La seconde partie, plus onirique et contemplative, nous fait revisiter le même lieu, ou presque ; nous fait aussi revisiter des lieux vus ou entendus dans d'autres films, mais pas exactement. Le souvenir, c'est aussi ça, ce n'est pas tout à fait précis.Weerasethakul se souvient et donc ne réécrit et ne re-filme pas exactement les mêmes séquences. Un peu comme si ces deux parties avaient été tournées indépendamment, l'une avant l'autre mais avec un long temps entre les deux tournages. Dans cette seconde partie, une atmosphère plus inquiétante, plus sourde, moins réaliste, se fait sentir. Ce jeune gamin joue au tennis dans des couloirs vides, blancs et froids. La vieille femme nous regarde, ne nous remettant pas seulement à notre place de spectateur, mais aussi nous faisant réfléchir à ce que nous avons devant les yeux. Est-ce encore un récit ? Est-ce un documentaire ? Est-ce plus vraisemblablement un rêve ?

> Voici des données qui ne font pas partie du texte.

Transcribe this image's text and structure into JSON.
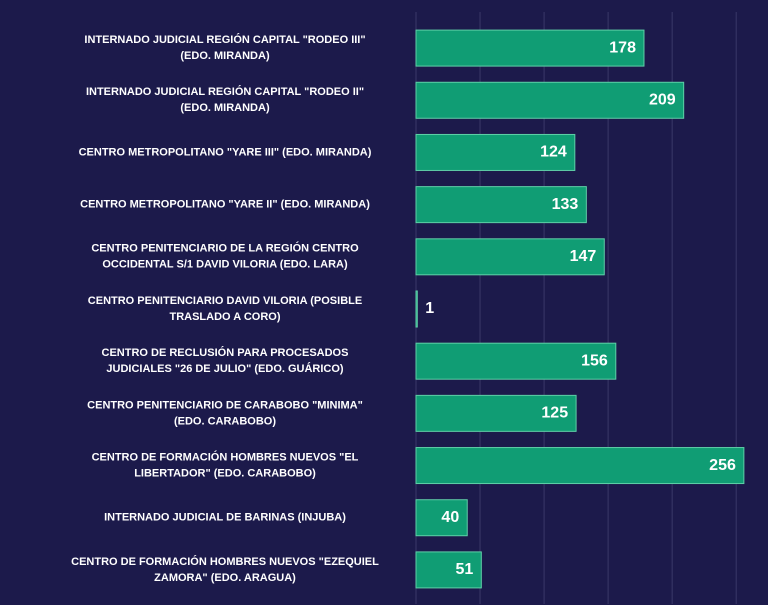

Weerasethakul crée entre les deux, comme Lynch avant lui (qui s'impose par là-même comme l'influence principale du cinéma contemporain mondial), comme Jia Zhang-ke dans Still Life, comme Van Sant dans la trilogie (Elephant, Gerry, Last Days) et même encore plus dans Paranoid Park, comme Naomi Kawase, Wang Bing ou, plus proche de nous, Rabat Ameur-Zaïmèche. L'avenir du cinéma, semble vouloir nous dire Apichatpong, n'est plus au récit de fiction unique, ni même au documentaire d'ailleurs : l'avenir est dans cet entre-deux, dans cet empiètement entre les deux formes d'un même art, avec pour but la création d'un nouvel émerveillement et d'une nouvelle forme de rêve après les récits nécessairement désabusés de la fin du siècle dernier. Il s'agit de retrouver le spirituel dans la vie courante.

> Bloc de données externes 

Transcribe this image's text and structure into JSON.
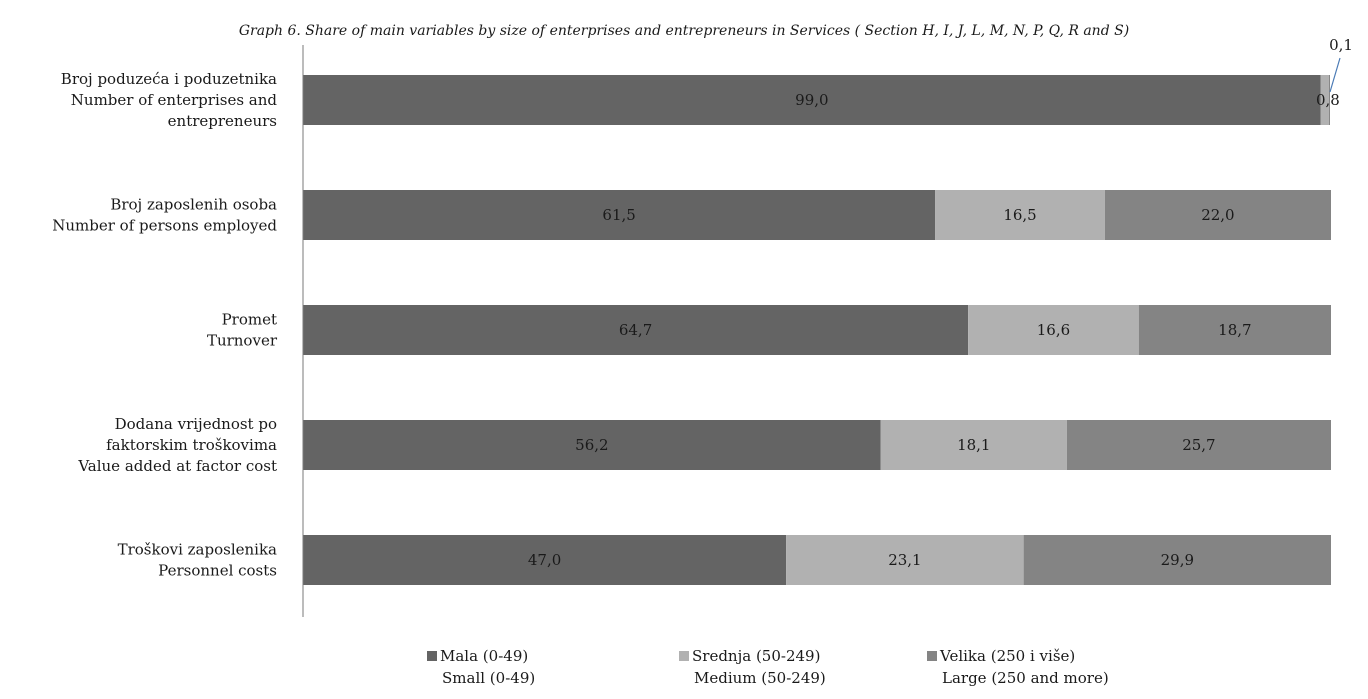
{
  "chart_data": {
    "type": "bar",
    "orientation": "horizontal",
    "stacked": "100%",
    "title": "Graph 6. Share of main variables by size of enterprises and entrepreneurs  in Services ( Section H, I, J, L, M, N, P, Q, R and S)",
    "categories": [
      [
        "Broj poduzeća i poduzetnika",
        "Number of enterprises and",
        "entrepreneurs"
      ],
      [
        "Broj zaposlenih osoba",
        "Number of persons employed"
      ],
      [
        "Promet",
        "Turnover"
      ],
      [
        "Dodana vrijednost po",
        "faktorskim troškovima",
        "Value added at factor cost"
      ],
      [
        "Troškovi zaposlenika",
        "Personnel costs"
      ]
    ],
    "series": [
      {
        "name": [
          "Mala (0-49)",
          "Small (0-49)"
        ],
        "color": "#646464",
        "values": [
          99.0,
          61.5,
          64.7,
          56.2,
          47.0
        ],
        "labels": [
          "99,0",
          "61,5",
          "64,7",
          "56,2",
          "47,0"
        ]
      },
      {
        "name": [
          "Srednja (50-249)",
          "Medium (50-249)"
        ],
        "color": "#b1b1b1",
        "values": [
          0.8,
          16.5,
          16.6,
          18.1,
          23.1
        ],
        "labels": [
          "0,8",
          "16,5",
          "16,6",
          "18,1",
          "23,1"
        ]
      },
      {
        "name": [
          "Velika (250 i više)",
          "Large (250 and more)"
        ],
        "color": "#848484",
        "values": [
          0.1,
          22.0,
          18.7,
          25.7,
          29.9
        ],
        "labels": [
          "0,1",
          "22,0",
          "18,7",
          "25,7",
          "29,9"
        ]
      }
    ],
    "xlim": [
      0,
      100
    ],
    "grid": false,
    "legend_position": "bottom"
  }
}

Pour revenir précisément à Weerasethakul, ses deux précédents films étaient déjà remplis de douceur. "Une douce après-midi d'été" aurait pu être le titre de Blissfully yours s'il avait été un livre de Marc Lévy ou d'Anna Gavalda. Mais d'une manière générale, Weerasethakul, comme Jia Zhang-ke, prend le contre-pied de Lynch. L'onirisme et le surréalisme de l'américain est torturé et violent, celui de Weerasethakul est apaisé, comme s'il avait pris acte de la fin d'une certaine mode du cinéma en même temps que Lynch (qui sortait la farce Inland Empire la même année).

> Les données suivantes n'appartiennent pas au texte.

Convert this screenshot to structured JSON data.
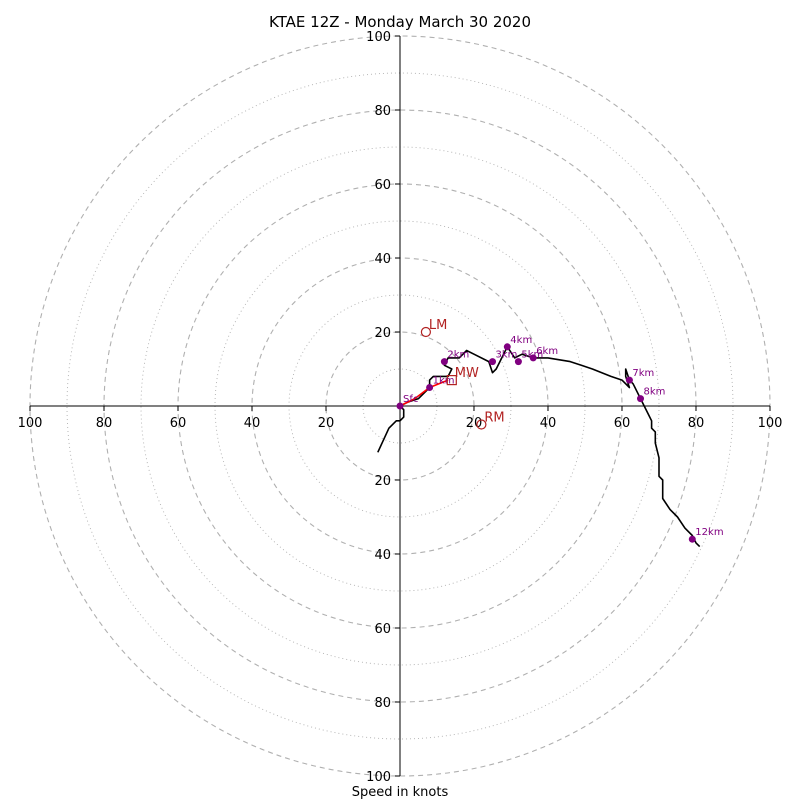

On pourrait enfin méditer ce film à l'aune de cette phrase extraite de Sans Soleil de Chris Marker : "J'aurai passé ma vie à m'interroger sur la fonction du souvenir, qui n'est pas le contraire de l'oubli, plutôt son envers. On ne se souvient pas, on récrit la mémoire comme on récrit l'histoire." D'après Apichatpong, Blissfully yours était un film sur sa vision du cinéma, Tropical malady un film sur lui-même. Syndromes and a century est un film sur ses parents. Et il fait précisément ce que Marker dit, il récrit en permanence sa mémoire en récrivant l'histoire de ses parents dans ce film. Et bien sûr, il ne la récrit pas telle qu'elle s'est passée mais en la modifiant selon ses aspirations, selon ses influences, selon sa visée. La définition même de l'artiste selon Merleau-Ponty.

dimanche, juin 22, 2008

Appréhender l'Italie berlusconienne

Le Caïman (Il Caimano) - Nanni Moretti, 2006


C'était l'une des grosses attentes de la quinzaine cannoise 2006, Nani Moretti, l'un des plus importants cinéastes italiens encore en activité, prenait le risque de faire le premier film de fiction italien attaquant frontalement "l'Italie des 30 dernières années, c'est-à-dire Berlusconi" (dixit Moretti lui-même).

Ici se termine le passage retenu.